Follow the money. If you want to hurt a gangster real bad, then go after his ill-gotten gains. This is especially true when you cannot catch the criminal behind all that money. As is currently happening in Sicily with Matteo Messina Denaro, Cosa Nostra’s boss of bosses, who has been a fugitive since 1993. The Italian government is plucking him million by million with some seizures totaling over €1 billion euros.

Seize his money. It’s the only tool Italian investigators have left to go after the elusive Cosa Nostra boss. Despite numerous arrests of many mobsters and associates close to him, authorities remain in the dark as to the location of Messina Denaro.

In recent years, police have confiscated money and properties directly and indirectly connected to Messina Denaro. The latest bust occurred today, Italian news agency ANSA reported, with the seizure of €1.1 million euros worth of assets linked to Rosario Tommaso Leo, who investigators said is associated with the family of Messina Denaro.

Leo himself is a member of the Alcamo family. The seizure is a result of a probe into his finances and purchases between 2007 and 2013.

The link with Messina Denaro is indirect, but in a world where connections are like a bloodline these seizures hurt the whole organization.

Of course, anti-mafia investigators prefer to hurt the Mafia boss directly. And they have done so on several occasions. In December of last year, they seized assets worth over €20 million euros linked to Messina Denaro. Agents confiscated numerous businesses including companies, farms, plots of land, stores, vehicles, and financial resources belonging to members of Messina Denaro’s crime family, including the boss’ cousin Giovanni Filardo, the owner of a number of construction companies.

One year earlier, police arrested 30 people around Trapani in the west of the Italian island considered Messina Denaro’s base of operations. Among those arrested was his younger sister Patrizia Messina Denaro, who was accused of running the effort to channel extorted cash to fuel her brother's life on the run. They also confiscated some €5 million euros worth of property believed to belong to the Cosa Nostra boss and his family.

Over 25 million euros seized in just two years. Still, small potatoes compared to the one that hit in April of 2013 and is considered the biggest seizure of its kind.

One point three billion euros. Or €1.3 billion euros. That is the amount Italian police confiscated from Vito Nicastri (left), a former electrician and businessman believed to have close ties with Cosa Nostra and the ‘Ndrangheta in general and Messina Denaro in particular.
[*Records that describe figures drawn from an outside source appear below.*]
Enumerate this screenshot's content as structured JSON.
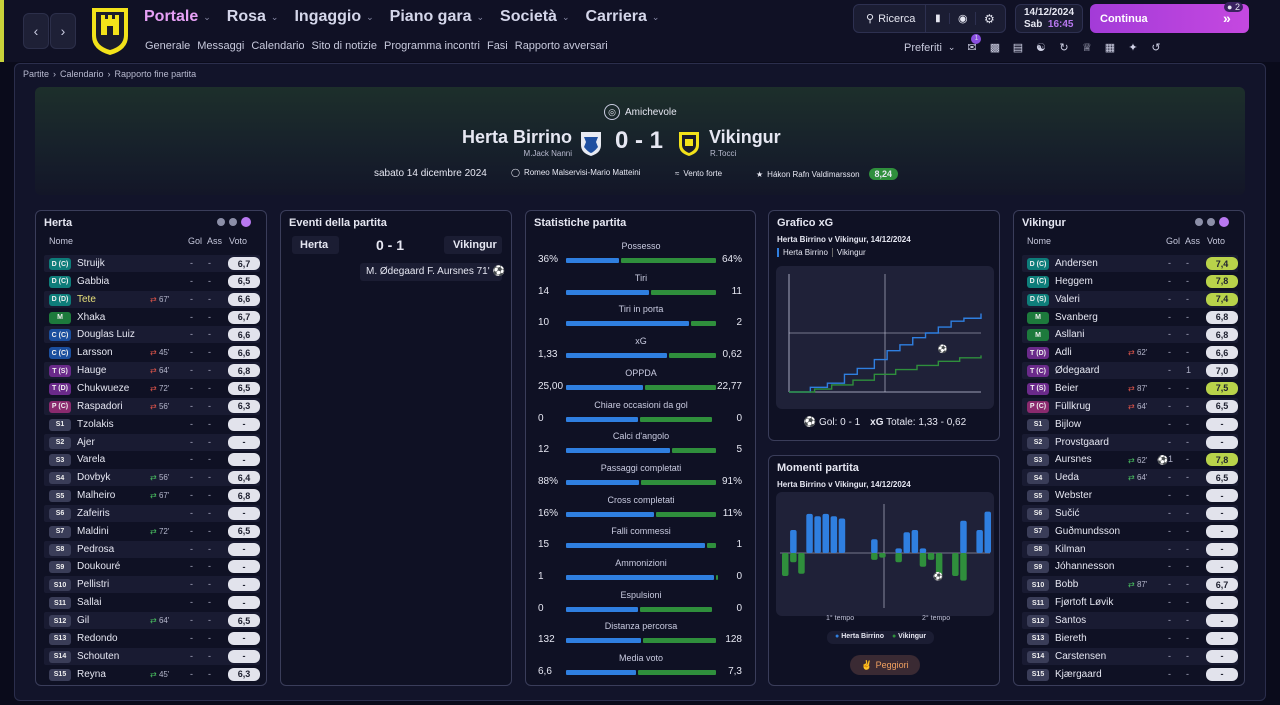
{
  "nav": {
    "menu": [
      {
        "label": "Portale",
        "active": true
      },
      {
        "label": "Rosa"
      },
      {
        "label": "Ingaggio"
      },
      {
        "label": "Piano gara"
      },
      {
        "label": "Società"
      },
      {
        "label": "Carriera"
      }
    ],
    "submenu": [
      "Generale",
      "Messaggi",
      "Calendario",
      "Sito di notizie",
      "Programma incontri",
      "Fasi",
      "Rapporto avversari"
    ],
    "search_label": "Ricerca",
    "date": "14/12/2024",
    "day": "Sab",
    "time": "16:45",
    "continue_label": "Continua",
    "notif_count": "2",
    "preferiti_label": "Preferiti",
    "inbox_badge": "1"
  },
  "breadcrumb": [
    "Partite",
    "Calendario",
    "Rapporto fine partita"
  ],
  "match": {
    "competition": "Amichevole",
    "home": "Herta Birrino",
    "away": "Vikingur",
    "home_manager": "M.Jack Nanni",
    "away_manager": "R.Tocci",
    "score": "0 - 1",
    "date": "sabato 14 dicembre 2024",
    "referees": "Romeo Malservisi-Mario Matteini",
    "weather": "Vento forte",
    "motm": "Hákon Rafn Valdimarsson",
    "motm_rating": "8,24"
  },
  "lineup_headers": {
    "name": "Nome",
    "goals": "Gol",
    "assists": "Ass",
    "rating": "Voto"
  },
  "home_panel": {
    "title": "Herta",
    "players": [
      {
        "pos": "D (C)",
        "pc": "#0e7d7a",
        "name": "Struijk",
        "g": "-",
        "a": "-",
        "v": "6,7",
        "vc": "#e2e3ec"
      },
      {
        "pos": "D (C)",
        "pc": "#0e7d7a",
        "name": "Gabbia",
        "g": "-",
        "a": "-",
        "v": "6,5",
        "vc": "#e2e3ec"
      },
      {
        "pos": "D (D)",
        "pc": "#0e7d7a",
        "name": "Tete",
        "sub": "67'",
        "subdir": "out",
        "hl": true,
        "g": "-",
        "a": "-",
        "v": "6,6",
        "vc": "#e2e3ec"
      },
      {
        "pos": "M",
        "pc": "#1d7a3c",
        "name": "Xhaka",
        "g": "-",
        "a": "-",
        "v": "6,7",
        "vc": "#e2e3ec"
      },
      {
        "pos": "C (C)",
        "pc": "#1b4f9e",
        "name": "Douglas Luiz",
        "g": "-",
        "a": "-",
        "v": "6,6",
        "vc": "#e2e3ec"
      },
      {
        "pos": "C (C)",
        "pc": "#1b4f9e",
        "name": "Larsson",
        "sub": "45'",
        "subdir": "out",
        "g": "-",
        "a": "-",
        "v": "6,6",
        "vc": "#e2e3ec"
      },
      {
        "pos": "T (S)",
        "pc": "#6a2a8a",
        "name": "Hauge",
        "sub": "64'",
        "subdir": "out",
        "g": "-",
        "a": "-",
        "v": "6,8",
        "vc": "#e2e3ec"
      },
      {
        "pos": "T (D)",
        "pc": "#6a2a8a",
        "name": "Chukwueze",
        "sub": "72'",
        "subdir": "out",
        "g": "-",
        "a": "-",
        "v": "6,5",
        "vc": "#e2e3ec"
      },
      {
        "pos": "P (C)",
        "pc": "#8a2a6e",
        "name": "Raspadori",
        "sub": "56'",
        "subdir": "out",
        "g": "-",
        "a": "-",
        "v": "6,3",
        "vc": "#e2e3ec"
      },
      {
        "pos": "S1",
        "pc": "#3a3d58",
        "name": "Tzolakis",
        "g": "-",
        "a": "-",
        "v": "-",
        "vc": "#e2e3ec"
      },
      {
        "pos": "S2",
        "pc": "#3a3d58",
        "name": "Ajer",
        "g": "-",
        "a": "-",
        "v": "-",
        "vc": "#e2e3ec"
      },
      {
        "pos": "S3",
        "pc": "#3a3d58",
        "name": "Varela",
        "g": "-",
        "a": "-",
        "v": "-",
        "vc": "#e2e3ec"
      },
      {
        "pos": "S4",
        "pc": "#3a3d58",
        "name": "Dovbyk",
        "sub": "56'",
        "subdir": "in",
        "g": "-",
        "a": "-",
        "v": "6,4",
        "vc": "#e2e3ec"
      },
      {
        "pos": "S5",
        "pc": "#3a3d58",
        "name": "Malheiro",
        "sub": "67'",
        "subdir": "in",
        "g": "-",
        "a": "-",
        "v": "6,8",
        "vc": "#e2e3ec"
      },
      {
        "pos": "S6",
        "pc": "#3a3d58",
        "name": "Zafeiris",
        "g": "-",
        "a": "-",
        "v": "-",
        "vc": "#e2e3ec"
      },
      {
        "pos": "S7",
        "pc": "#3a3d58",
        "name": "Maldini",
        "sub": "72'",
        "subdir": "in",
        "g": "-",
        "a": "-",
        "v": "6,5",
        "vc": "#e2e3ec"
      },
      {
        "pos": "S8",
        "pc": "#3a3d58",
        "name": "Pedrosa",
        "g": "-",
        "a": "-",
        "v": "-",
        "vc": "#e2e3ec"
      },
      {
        "pos": "S9",
        "pc": "#3a3d58",
        "name": "Doukouré",
        "g": "-",
        "a": "-",
        "v": "-",
        "vc": "#e2e3ec"
      },
      {
        "pos": "S10",
        "pc": "#3a3d58",
        "name": "Pellistri",
        "g": "-",
        "a": "-",
        "v": "-",
        "vc": "#e2e3ec"
      },
      {
        "pos": "S11",
        "pc": "#3a3d58",
        "name": "Sallai",
        "g": "-",
        "a": "-",
        "v": "-",
        "vc": "#e2e3ec"
      },
      {
        "pos": "S12",
        "pc": "#3a3d58",
        "name": "Gil",
        "sub": "64'",
        "subdir": "in",
        "g": "-",
        "a": "-",
        "v": "6,5",
        "vc": "#e2e3ec"
      },
      {
        "pos": "S13",
        "pc": "#3a3d58",
        "name": "Redondo",
        "g": "-",
        "a": "-",
        "v": "-",
        "vc": "#e2e3ec"
      },
      {
        "pos": "S14",
        "pc": "#3a3d58",
        "name": "Schouten",
        "g": "-",
        "a": "-",
        "v": "-",
        "vc": "#e2e3ec"
      },
      {
        "pos": "S15",
        "pc": "#3a3d58",
        "name": "Reyna",
        "sub": "45'",
        "subdir": "in",
        "g": "-",
        "a": "-",
        "v": "6,3",
        "vc": "#e2e3ec"
      }
    ]
  },
  "away_panel": {
    "title": "Vikingur",
    "players": [
      {
        "pos": "D (C)",
        "pc": "#0e7d7a",
        "name": "Andersen",
        "g": "-",
        "a": "-",
        "v": "7,4",
        "vc": "#b9d34a"
      },
      {
        "pos": "D (C)",
        "pc": "#0e7d7a",
        "name": "Heggem",
        "g": "-",
        "a": "-",
        "v": "7,8",
        "vc": "#b9d34a"
      },
      {
        "pos": "D (S)",
        "pc": "#0e7d7a",
        "name": "Valeri",
        "g": "-",
        "a": "-",
        "v": "7,4",
        "vc": "#b9d34a"
      },
      {
        "pos": "M",
        "pc": "#1d7a3c",
        "name": "Svanberg",
        "g": "-",
        "a": "-",
        "v": "6,8",
        "vc": "#e2e3ec"
      },
      {
        "pos": "M",
        "pc": "#1d7a3c",
        "name": "Asllani",
        "g": "-",
        "a": "-",
        "v": "6,8",
        "vc": "#e2e3ec"
      },
      {
        "pos": "T (D)",
        "pc": "#6a2a8a",
        "name": "Adli",
        "sub": "62'",
        "subdir": "out",
        "g": "-",
        "a": "-",
        "v": "6,6",
        "vc": "#e2e3ec"
      },
      {
        "pos": "T (C)",
        "pc": "#6a2a8a",
        "name": "Ødegaard",
        "g": "-",
        "a": "1",
        "v": "7,0",
        "vc": "#e2e3ec"
      },
      {
        "pos": "T (S)",
        "pc": "#6a2a8a",
        "name": "Beier",
        "sub": "87'",
        "subdir": "out",
        "g": "-",
        "a": "-",
        "v": "7,5",
        "vc": "#b9d34a"
      },
      {
        "pos": "P (C)",
        "pc": "#8a2a6e",
        "name": "Füllkrug",
        "sub": "64'",
        "subdir": "out",
        "g": "-",
        "a": "-",
        "v": "6,5",
        "vc": "#e2e3ec"
      },
      {
        "pos": "S1",
        "pc": "#3a3d58",
        "name": "Bijlow",
        "g": "-",
        "a": "-",
        "v": "-",
        "vc": "#e2e3ec"
      },
      {
        "pos": "S2",
        "pc": "#3a3d58",
        "name": "Provstgaard",
        "g": "-",
        "a": "-",
        "v": "-",
        "vc": "#e2e3ec"
      },
      {
        "pos": "S3",
        "pc": "#3a3d58",
        "name": "Aursnes",
        "sub": "62'",
        "subdir": "in",
        "goal": true,
        "g": "1",
        "a": "-",
        "v": "7,8",
        "vc": "#b9d34a"
      },
      {
        "pos": "S4",
        "pc": "#3a3d58",
        "name": "Ueda",
        "sub": "64'",
        "subdir": "in",
        "g": "-",
        "a": "-",
        "v": "6,5",
        "vc": "#e2e3ec"
      },
      {
        "pos": "S5",
        "pc": "#3a3d58",
        "name": "Webster",
        "g": "-",
        "a": "-",
        "v": "-",
        "vc": "#e2e3ec"
      },
      {
        "pos": "S6",
        "pc": "#3a3d58",
        "name": "Sučić",
        "g": "-",
        "a": "-",
        "v": "-",
        "vc": "#e2e3ec"
      },
      {
        "pos": "S7",
        "pc": "#3a3d58",
        "name": "Guðmundsson",
        "g": "-",
        "a": "-",
        "v": "-",
        "vc": "#e2e3ec"
      },
      {
        "pos": "S8",
        "pc": "#3a3d58",
        "name": "Kilman",
        "g": "-",
        "a": "-",
        "v": "-",
        "vc": "#e2e3ec"
      },
      {
        "pos": "S9",
        "pc": "#3a3d58",
        "name": "Jóhannesson",
        "g": "-",
        "a": "-",
        "v": "-",
        "vc": "#e2e3ec"
      },
      {
        "pos": "S10",
        "pc": "#3a3d58",
        "name": "Bobb",
        "sub": "87'",
        "subdir": "in",
        "g": "-",
        "a": "-",
        "v": "6,7",
        "vc": "#e2e3ec"
      },
      {
        "pos": "S11",
        "pc": "#3a3d58",
        "name": "Fjørtoft Løvik",
        "g": "-",
        "a": "-",
        "v": "-",
        "vc": "#e2e3ec"
      },
      {
        "pos": "S12",
        "pc": "#3a3d58",
        "name": "Santos",
        "g": "-",
        "a": "-",
        "v": "-",
        "vc": "#e2e3ec"
      },
      {
        "pos": "S13",
        "pc": "#3a3d58",
        "name": "Biereth",
        "g": "-",
        "a": "-",
        "v": "-",
        "vc": "#e2e3ec"
      },
      {
        "pos": "S14",
        "pc": "#3a3d58",
        "name": "Carstensen",
        "g": "-",
        "a": "-",
        "v": "-",
        "vc": "#e2e3ec"
      },
      {
        "pos": "S15",
        "pc": "#3a3d58",
        "name": "Kjærgaard",
        "g": "-",
        "a": "-",
        "v": "-",
        "vc": "#e2e3ec"
      }
    ]
  },
  "events": {
    "title": "Eventi della partita",
    "home": "Herta",
    "away": "Vikingur",
    "score": "0 - 1",
    "items": [
      {
        "text": "M. Ødegaard F. Aursnes 71'",
        "side": "away"
      }
    ]
  },
  "stats": {
    "title": "Statistiche partita",
    "home_color": "#2f7fe0",
    "away_color": "#2f8f3c",
    "rows": [
      {
        "label": "Possesso",
        "h": "36%",
        "a": "64%",
        "hv": 36,
        "av": 64
      },
      {
        "label": "Tiri",
        "h": "14",
        "a": "11",
        "hv": 14,
        "av": 11
      },
      {
        "label": "Tiri in porta",
        "h": "10",
        "a": "2",
        "hv": 10,
        "av": 2
      },
      {
        "label": "xG",
        "h": "1,33",
        "a": "0,62",
        "hv": 1.33,
        "av": 0.62
      },
      {
        "label": "OPPDA",
        "h": "25,00",
        "a": "22,77",
        "hv": 25,
        "av": 22.77
      },
      {
        "label": "Chiare occasioni da gol",
        "h": "0",
        "a": "0",
        "hv": 0,
        "av": 0
      },
      {
        "label": "Calci d'angolo",
        "h": "12",
        "a": "5",
        "hv": 12,
        "av": 5
      },
      {
        "label": "Passaggi completati",
        "h": "88%",
        "a": "91%",
        "hv": 88,
        "av": 91
      },
      {
        "label": "Cross completati",
        "h": "16%",
        "a": "11%",
        "hv": 16,
        "av": 11
      },
      {
        "label": "Falli commessi",
        "h": "15",
        "a": "1",
        "hv": 15,
        "av": 1
      },
      {
        "label": "Ammonizioni",
        "h": "1",
        "a": "0",
        "hv": 1,
        "av": 0
      },
      {
        "label": "Espulsioni",
        "h": "0",
        "a": "0",
        "hv": 0,
        "av": 0
      },
      {
        "label": "Distanza percorsa",
        "h": "132",
        "a": "128",
        "hv": 132,
        "av": 128
      },
      {
        "label": "Media voto",
        "h": "6,6",
        "a": "7,3",
        "hv": 6.6,
        "av": 7.3
      }
    ]
  },
  "xg": {
    "title": "Grafico xG",
    "subtitle": "Herta Birrino v Vikingur, 14/12/2024",
    "legend_home": "Herta Birrino",
    "legend_away": "Vikingur",
    "footer_goals": "Gol: 0 - 1",
    "footer_xg": "Totale: 1,33 - 0,62",
    "xg_prefix": "xG"
  },
  "chart_data": [
    {
      "type": "line",
      "title": "Grafico xG",
      "series": [
        {
          "name": "Herta Birrino",
          "color": "#2f7fe0",
          "x": [
            0,
            10,
            18,
            26,
            32,
            40,
            46,
            52,
            58,
            64,
            70,
            76,
            82,
            90
          ],
          "y": [
            0,
            0.08,
            0.15,
            0.3,
            0.4,
            0.55,
            0.7,
            0.8,
            0.92,
            1.0,
            1.1,
            1.2,
            1.25,
            1.33
          ]
        },
        {
          "name": "Vikingur",
          "color": "#2f8f3c",
          "x": [
            0,
            12,
            20,
            30,
            40,
            50,
            60,
            70,
            80,
            90
          ],
          "y": [
            0,
            0.05,
            0.12,
            0.2,
            0.3,
            0.38,
            0.45,
            0.52,
            0.58,
            0.62
          ]
        }
      ],
      "xlim": [
        0,
        90
      ],
      "ylim": [
        0,
        2
      ]
    },
    {
      "type": "bar",
      "title": "Momenti partita",
      "subtitle": "Herta Birrino v Vikingur, 14/12/2024",
      "home_values": [
        0,
        0.5,
        0,
        0.85,
        0.8,
        0.85,
        0.8,
        0.75,
        0,
        0,
        0,
        0.3,
        0,
        0,
        0.1,
        0.45,
        0.5,
        0.1,
        0,
        0,
        0,
        0,
        0.7,
        0,
        0.5,
        0.9
      ],
      "away_values": [
        -0.5,
        -0.2,
        -0.45,
        0,
        0,
        0,
        0,
        0,
        0,
        0,
        0.0,
        -0.15,
        -0.1,
        0,
        -0.2,
        0,
        0,
        -0.3,
        -0.15,
        -0.5,
        0,
        -0.5,
        -0.6,
        0,
        0,
        0
      ],
      "xlabel_first": "1° tempo",
      "xlabel_second": "2° tempo",
      "legend_home": "Herta Birrino",
      "legend_away": "Vikingur"
    }
  ],
  "momenti": {
    "title": "Momenti partita",
    "subtitle": "Herta Birrino v Vikingur, 14/12/2024",
    "first_half": "1° tempo",
    "second_half": "2° tempo",
    "legend_home": "Herta Birrino",
    "legend_away": "Vikingur",
    "peggiori_label": "Peggiori"
  }
}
Authorities claim Nicastri is nothing but a front for the mob boss.

Among the seized assets totaling €1.3 billion were 43 companies, 98 properties, 66 bank accounts, credit cards, investment funds, cars and boats. Most were located in Sicily and in Calabria, but there were also seizures in northern Lombardy and Rome.

Matteo Messina Denaro (right) may be living in freedom, but he is doing so in a poorer state than before. A win for the government. Then again, Messina Denaro is a boss in a world that revolves around fast and easy money. You lose a billion here, you make two billion there.

As long as he is free and healthy Messina Denaro remains a rich man. It is only when he sits behind bars that he is truly poor. And when or if that moment ever comes remains to be seen. However, chances are that the odds on his capture are a lot better than winning the lottery and becoming a millionaire yourself.